NASA has enacted new policies to protect employee and other sensitive information after a laptop was stolen from an employee’s locked vehicle, exposing records of personal information on a “large number” of NASA employees.
The laptop was not protected by whole disk encryption, NASA officials said, putting an undisclosed number of employees at risk for identity theft and other abuses of personal data.
“We are thoroughly assessing and investigating the incident, and taking every possible action to mitigate the risk of harm or inconvenience to affected employees,” said Richard J. Keegan Jr, associate deputy administrator. The theft took place on Halloween; thieves not only took the laptop but official NASA documents issued to a person the agency referred to as a headquarters employee.
NASA has hired a service provider to handle disclosure and provide identity monitoring and recovery services to affected employees. NASA said it could take up to 60 days for all individuals involved to be notified.
“The Administrator is extremely concerned about this incident and has directed that all IT security issues be given the highest priority,” Keegan said. “NASA is taking immediate steps to prevent future occurrences of PII data loss.”
Those steps include a new policy that no NASA-issued laptop containing such sensitive data will not be allowed to leave a NASA facility without full-disk encryption deployed, or those individual files being encrypted.
“This applies to laptops containing PII, International Traffic in Arms Regulations (ITAR) and Export Administration Regulations (EAR) data, procurement and human resources information, and other sensitive but unclassified (SBU) data,” Keegan said. Agency CIOs have until Nov. 21 to deploy encryption on laptops. Beyond that date, a NASA statement said, no NASA-issued laptop will be allowed to leave a facility regardless of whether it contains personally identifiable information.

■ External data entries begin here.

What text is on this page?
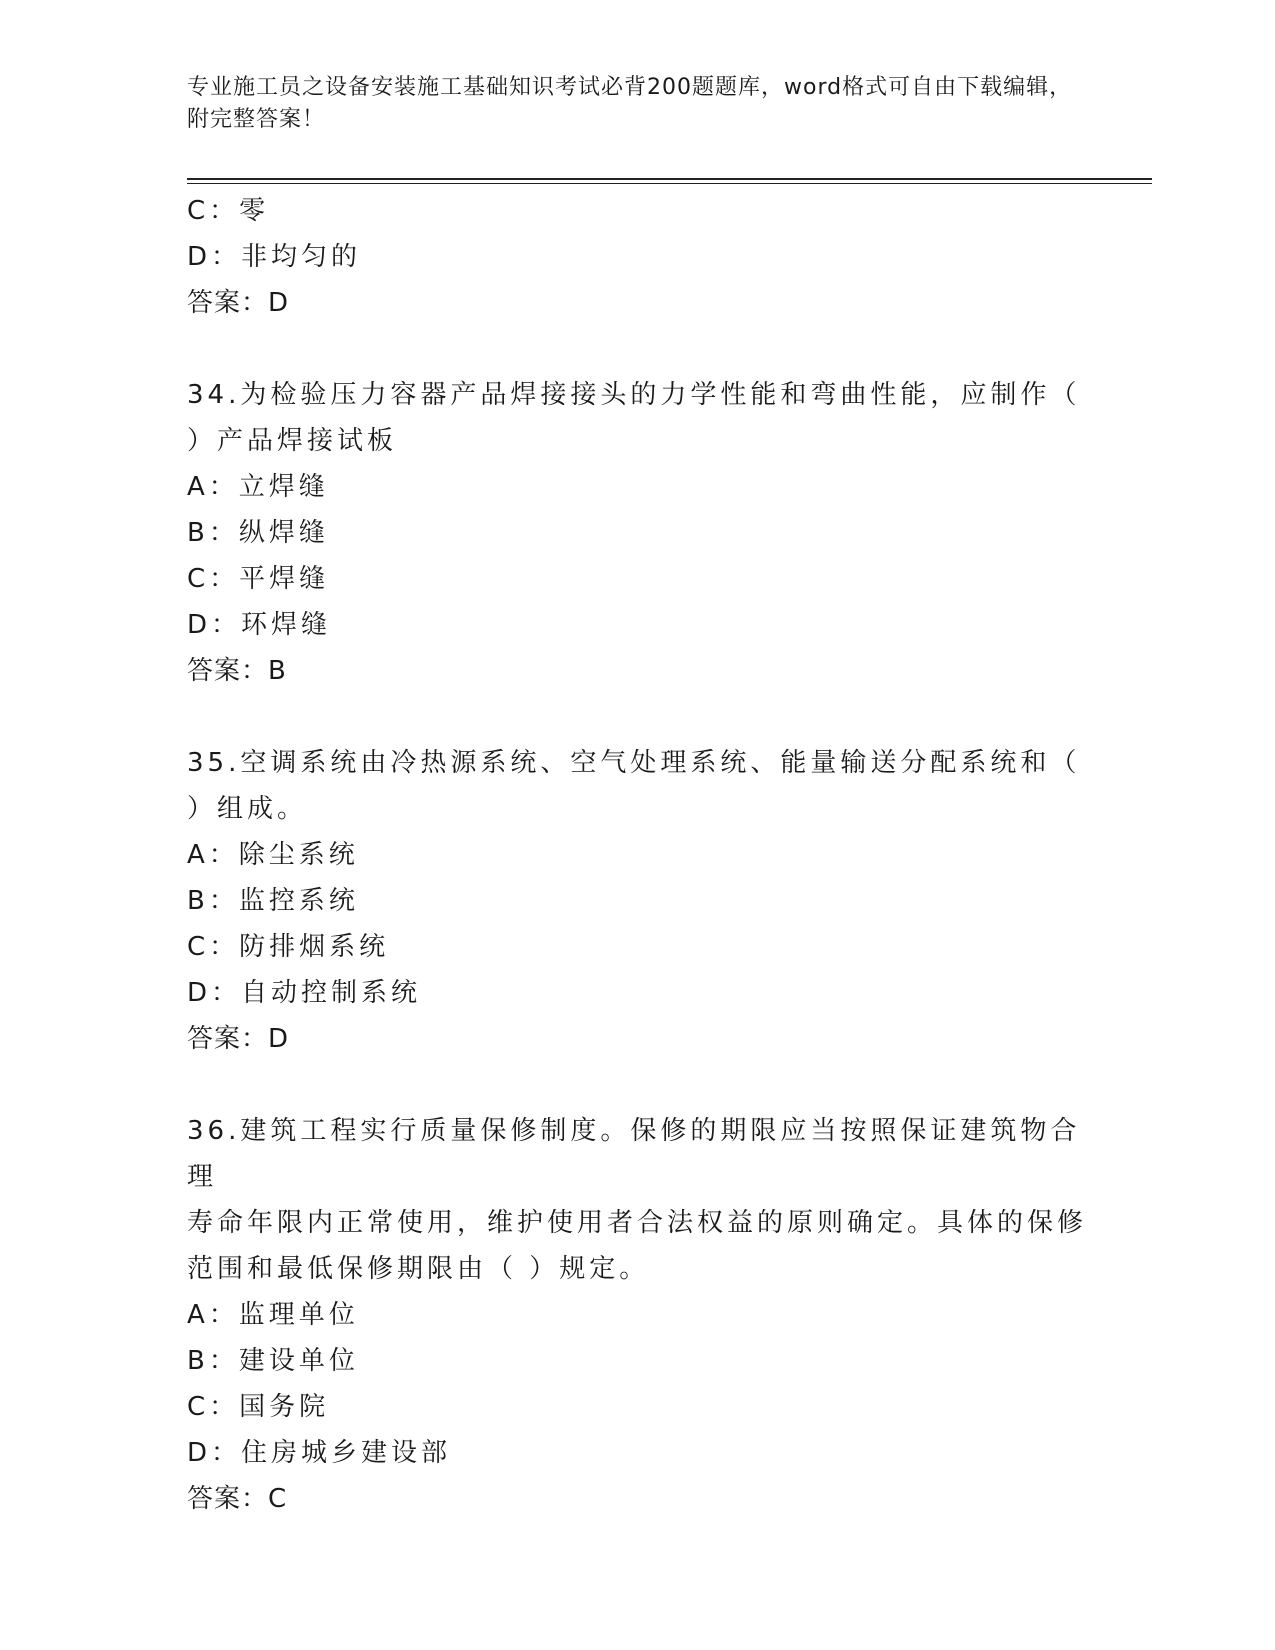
专业施工员之设备安装施工基础知识考试必背200题题库，word格式可自由下载编辑，附完整答案！
C：零
D：非均匀的
答案：D
34.为检验压力容器产品焊接接头的力学性能和弯曲性能，应制作（
）产品焊接试板
A：立焊缝
B：纵焊缝
C：平焊缝
D：环焊缝
答案：B
35.空调系统由冷热源系统、空气处理系统、能量输送分配系统和（
）组成。
A：除尘系统
B：监控系统
C：防排烟系统
D：自动控制系统
答案：D
36.建筑工程实行质量保修制度。保修的期限应当按照保证建筑物合理
寿命年限内正常使用，维护使用者合法权益的原则确定。具体的保修
范围和最低保修期限由（ ）规定。
A：监理单位
B：建设单位
C：国务院
D：住房城乡建设部
答案：C
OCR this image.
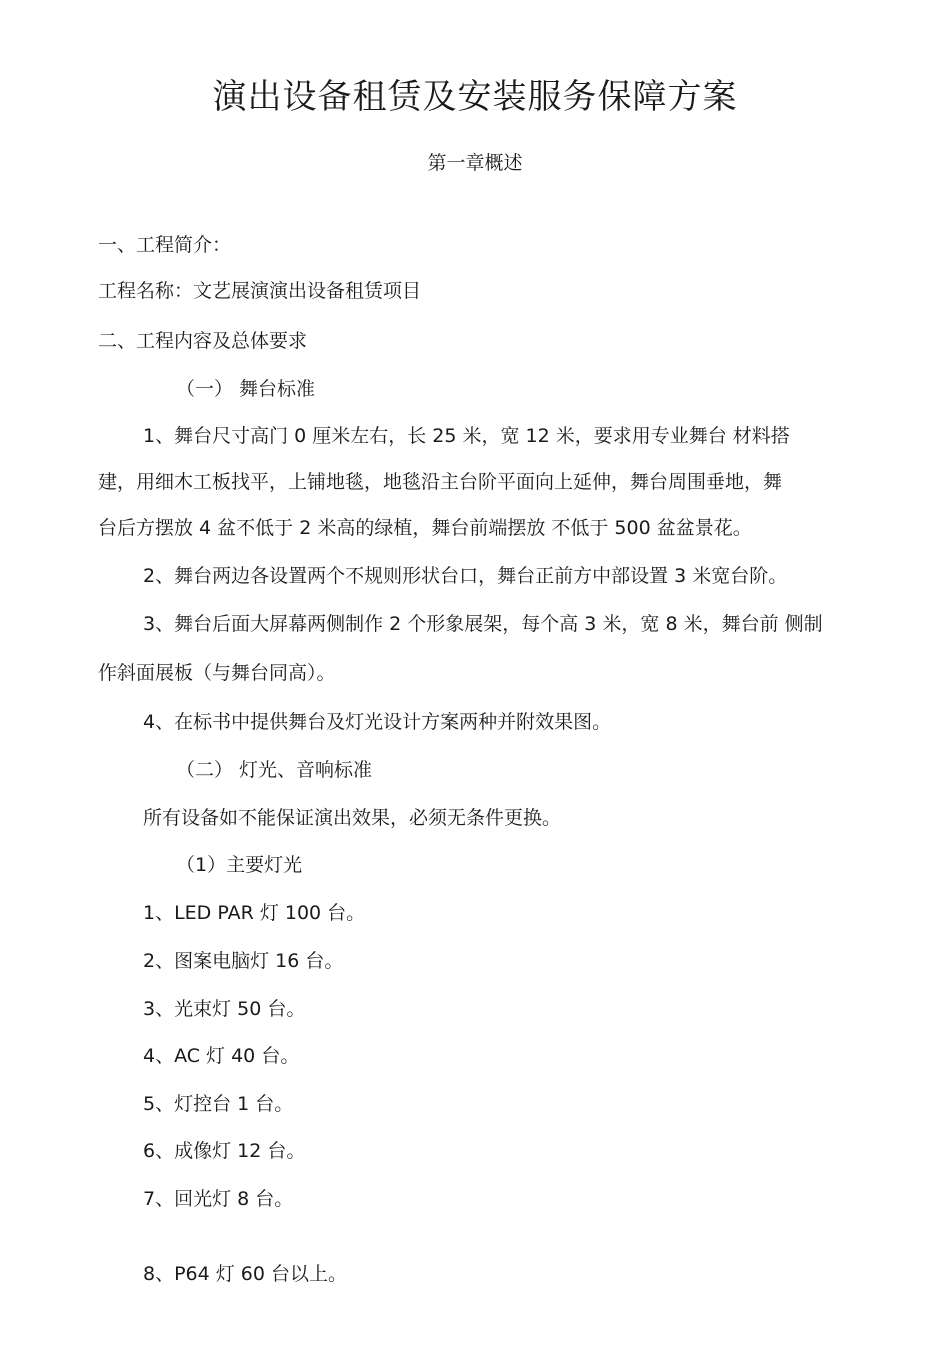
演出设备租赁及安装服务保障方案
第一章概述
一、工程简介：
工程名称：文艺展演演出设备租赁项目
二、工程内容及总体要求
（一） 舞台标准
1、舞台尺寸高门 0 厘米左右，长 25 米，宽 12 米，要求用专业舞台 材料搭
建，用细木工板找平，上铺地毯，地毯沿主台阶平面向上延伸，舞台周围垂地，舞
台后方摆放 4 盆不低于 2 米高的绿植，舞台前端摆放 不低于 500 盆盆景花。
2、舞台两边各设置两个不规则形状台口，舞台正前方中部设置 3 米宽台阶。
3、舞台后面大屏幕两侧制作 2 个形象展架，每个高 3 米，宽 8 米，舞台前 侧制
作斜面展板（与舞台同高）。
4、在标书中提供舞台及灯光设计方案两种并附效果图。
（二） 灯光、音响标准
所有设备如不能保证演出效果，必须无条件更换。
（1）主要灯光
1、LED PAR 灯 100 台。
2、图案电脑灯 16 台。
3、光束灯 50 台。
4、AC 灯 40 台。
5、灯控台 1 台。
6、成像灯 12 台。
7、回光灯 8 台。
8、P64 灯 60 台以上。
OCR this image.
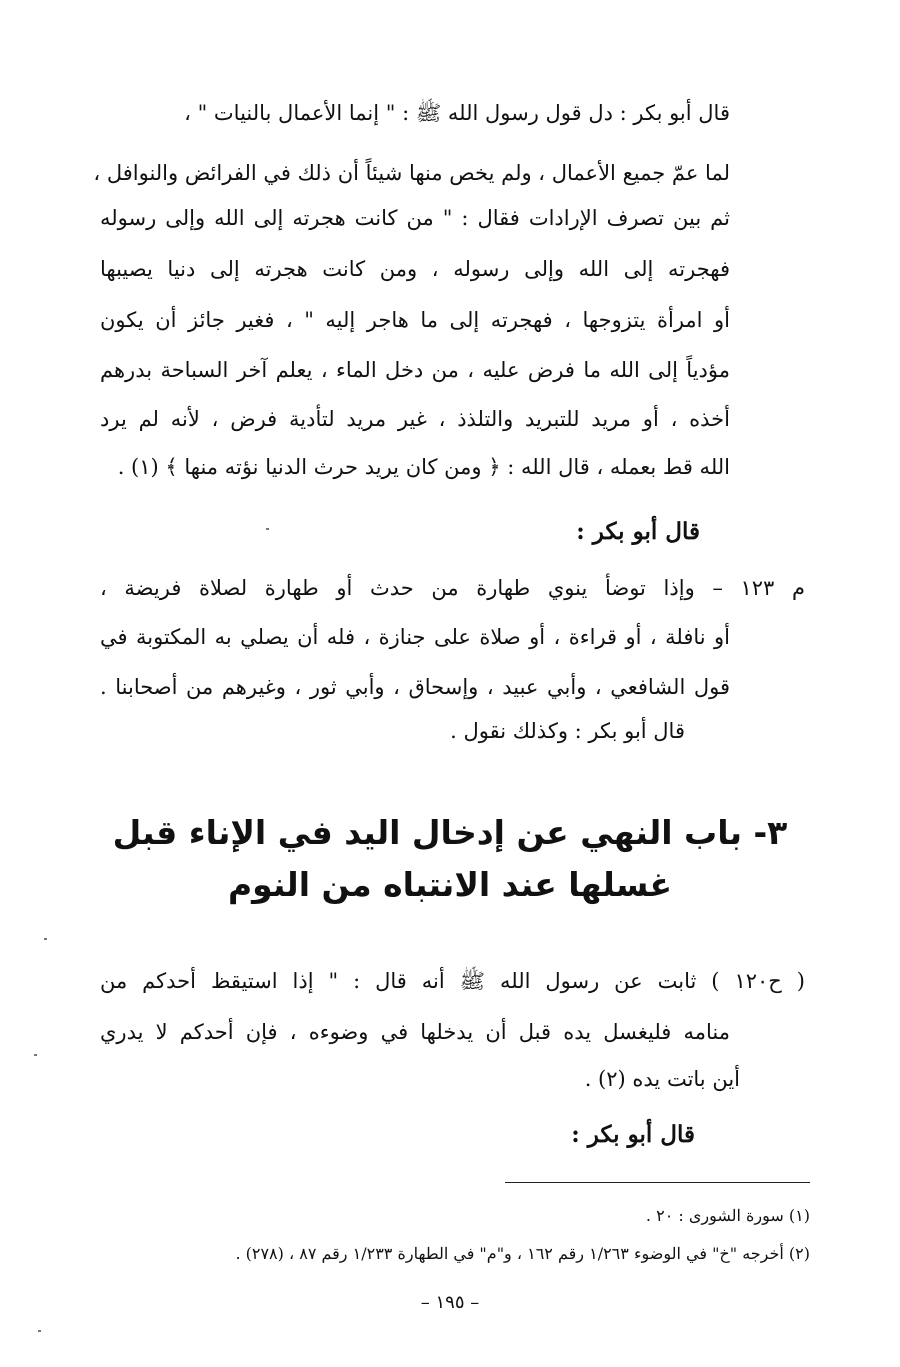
قال أبو بكر : دل قول رسول الله ﷺ : " إنما الأعمال بالنيات " ،
لما عمّ جميع الأعمال ، ولم يخص منها شيئاً أن ذلك في الفرائض والنوافل ،
ثم بين تصرف الإرادات فقال : " من كانت هجرته إلى الله وإلى رسوله
فهجرته إلى الله وإلى رسوله ، ومن كانت هجرته إلى دنيا يصيبها
أو امرأة يتزوجها ، فهجرته إلى ما هاجر إليه " ، فغير جائز أن يكون
مؤدياً إلى الله ما فرض عليه ، من دخل الماء ، يعلم آخر السباحة بدرهم
أخذه ، أو مريد للتبريد والتلذذ ، غير مريد لتأدية فرض ، لأنه لم يرد
الله قط بعمله ، قال الله : ﴿ ومن كان يريد حرث الدنيا نؤته منها ﴾ (١) .
قال أبو بكر :
م ١٢٣ – وإذا توضأ ينوي طهارة من حدث أو طهارة لصلاة فريضة ،
أو نافلة ، أو قراءة ، أو صلاة على جنازة ، فله أن يصلي به المكتوبة في
قول الشافعي ، وأبي عبيد ، وإسحاق ، وأبي ثور ، وغيرهم من أصحابنا .
قال أبو بكر : وكذلك نقول .
٣- باب النهي عن إدخال اليد في الإناء قبل
غسلها عند الانتباه من النوم
( ح١٢٠ ) ثابت عن رسول الله ﷺ أنه قال : " إذا استيقظ أحدكم من
منامه فليغسل يده قبل أن يدخلها في وضوءه ، فإن أحدكم لا يدري
أين باتت يده (٢) .
قال أبو بكر :
(١) سورة الشورى : ٢٠ .
(٢) أخرجه "خ" في الوضوء ١/٢٦٣ رقم ١٦٢ ، و"م" في الطهارة ١/٢٣٣ رقم ٨٧ ، (٢٧٨) .
– ١٩٥ –
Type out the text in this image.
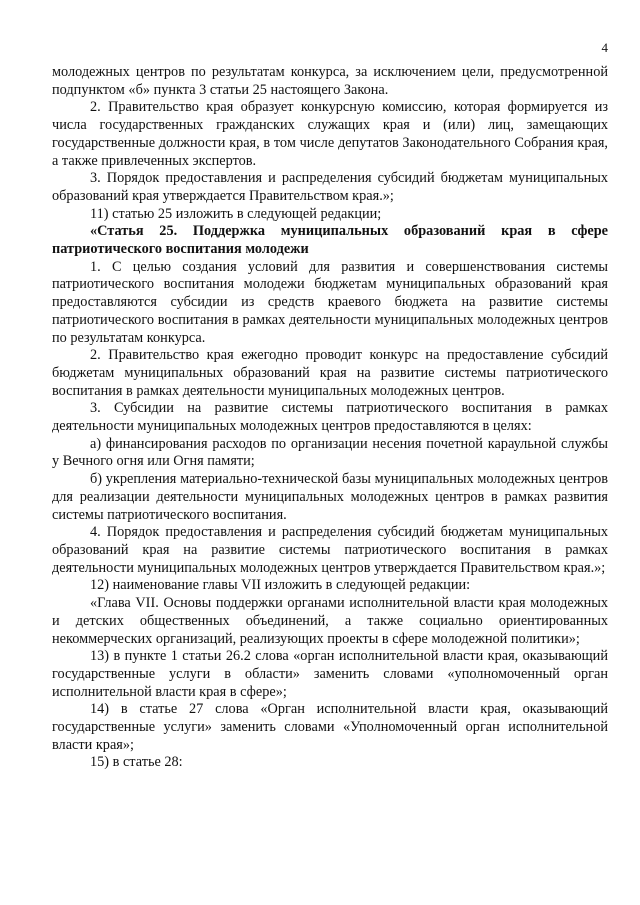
4

молодежных центров по результатам конкурса, за исключением цели, предусмотренной подпунктом «б» пункта 3 статьи 25 настоящего Закона.

2. Правительство края образует конкурсную комиссию, которая формируется из числа государственных гражданских служащих края и (или) лиц, замещающих государственные должности края, в том числе депутатов Законодательного Собрания края, а также привлеченных экспертов.

3. Порядок предоставления и распределения субсидий бюджетам муниципальных образований края утверждается Правительством края.»;

11) статью 25 изложить в следующей редакции;

«Статья 25. Поддержка муниципальных образований края в сфере патриотического воспитания молодежи

1. С целью создания условий для развития и совершенствования системы патриотического воспитания молодежи бюджетам муниципальных образований края предоставляются субсидии из средств краевого бюджета на развитие системы патриотического воспитания в рамках деятельности муниципальных молодежных центров по результатам конкурса.

2. Правительство края ежегодно проводит конкурс на предоставление субсидий бюджетам муниципальных образований края на развитие системы патриотического воспитания в рамках деятельности муниципальных молодежных центров.

3. Субсидии на развитие системы патриотического воспитания в рамках деятельности муниципальных молодежных центров предоставляются в целях:

а) финансирования расходов по организации несения почетной караульной службы у Вечного огня или Огня памяти;

б) укрепления материально-технической базы муниципальных молодежных центров для реализации деятельности муниципальных молодежных центров в рамках развития системы патриотического воспитания.

4. Порядок предоставления и распределения субсидий бюджетам муниципальных образований края на развитие системы патриотического воспитания в рамках деятельности муниципальных молодежных центров утверждается Правительством края.»;

12) наименование главы VII изложить в следующей редакции:

«Глава VII. Основы поддержки органами исполнительной власти края молодежных и детских общественных объединений, а также социально ориентированных некоммерческих организаций, реализующих проекты в сфере молодежной политики»;

13) в пункте 1 статьи 26.2 слова «орган исполнительной власти края, оказывающий государственные услуги в области» заменить словами «уполномоченный орган исполнительной власти края в сфере»;

14) в статье 27 слова «Орган исполнительной власти края, оказывающий государственные услуги» заменить словами «Уполномоченный орган исполнительной власти края»;

15) в статье 28:
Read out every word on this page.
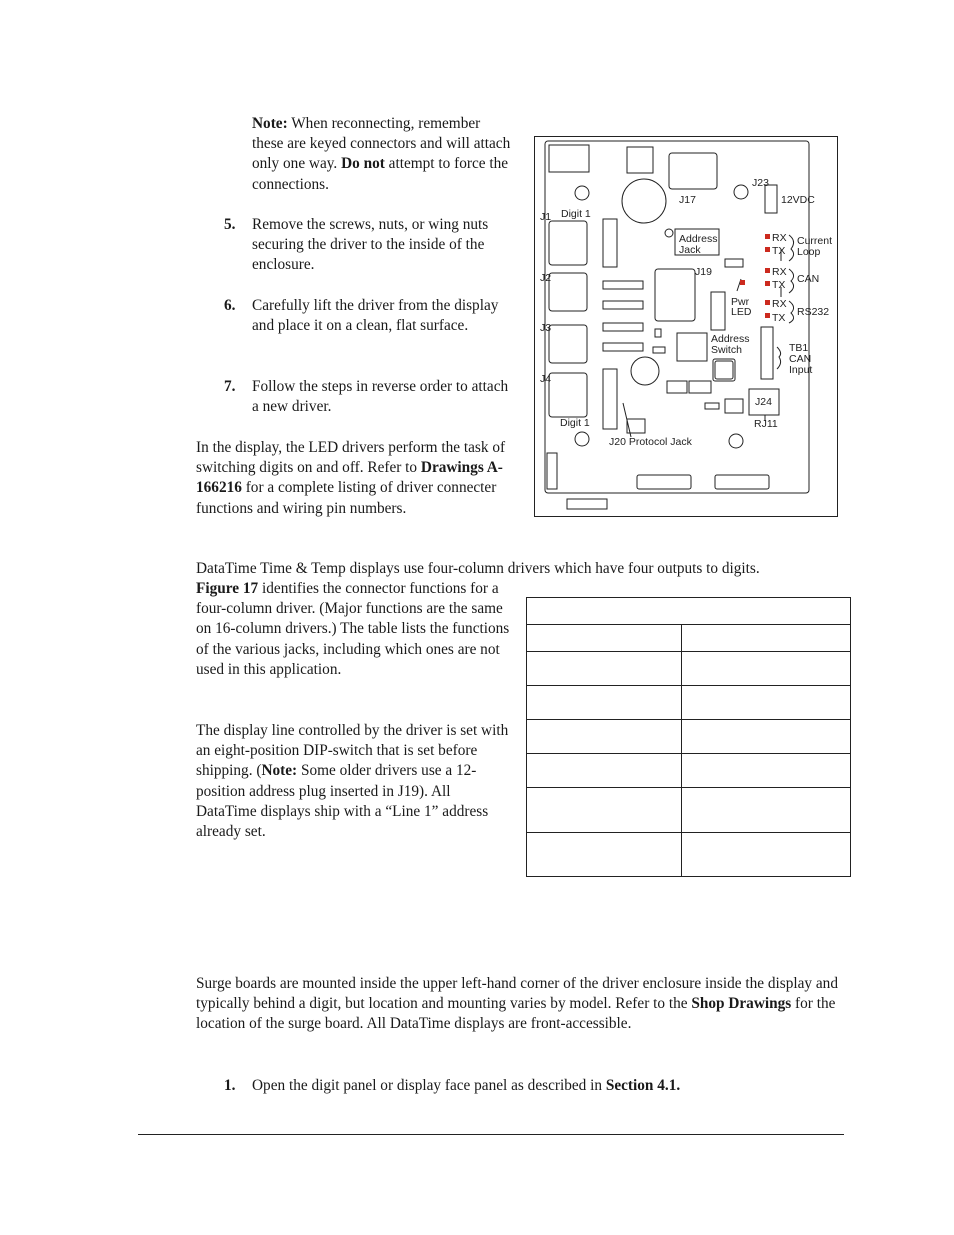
Note: When reconnecting, remember these are keyed connectors and will attach only one way. Do not attempt to force the connections.

5. Remove the screws, nuts, or wing nuts securing the driver to the inside of the enclosure.

6. Carefully lift the driver from the display and place it on a clean, flat surface.

7. Follow the steps in reverse order to attach a new driver.

In the display, the LED drivers perform the task of switching digits on and off. Refer to Drawings A-166216 for a complete listing of driver connecter functions and wiring pin numbers.

J17
J23
12VDC
J1 Digit 1
Address
Jack
J19
RX
TX
Current
Loop
RX
TX CAN
RX
TX RS232
J2
J3
J4
Pwr
LED
Address
Switch	TB1
CAN
Input
J24
RJ11
Digit 1
J20 Protocol Jack

DataTime Time & Temp displays use four-column drivers which have four outputs to digits.

Figure 17 identifies the connector functions for a four-column driver. (Major functions are the same on 16-column drivers.) The table lists the functions of the various jacks, including which ones are not used in this application.

The display line controlled by the driver is set with an eight-position DIP-switch that is set before shipping. (Note: Some older drivers use a 12-position address plug inserted in J19). All DataTime displays ship with a “Line 1” address already set.

Surge boards are mounted inside the upper left-hand corner of the driver enclosure inside the display and typically behind a digit, but location and mounting varies by model. Refer to the Shop Drawings for the location of the surge board. All DataTime displays are front-accessible.

1. Open the digit panel or display face panel as described in Section 4.1.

NASA is also prohibiting any sensitive data from being stored on a mobile device and requiring that all sensitive files not required for immediate projects be deleted from laptops and stored on shared drives.
Information security has been scrutinized at NASA since testimony in February by NASA Inspector General Paul Martin before the House Science, Space and Technology subcommittee revealed that hackers had full access to the agency’s Jet Propulsion Lab systems and user accounts. The lab’s systems were attacked 47 times, 13 of those resulting in successful compromises. The agency experienced 5,408 incidents in 2010 and 2011 where attackers either installed malware or gained access to systems.
In March 2011, a laptop was stolen that contained algorithms used to control the International Space Station; one of 48 laptops stolen between 2009 and 2011. As of Feb. 1, one percent of NASA laptops were encrypted.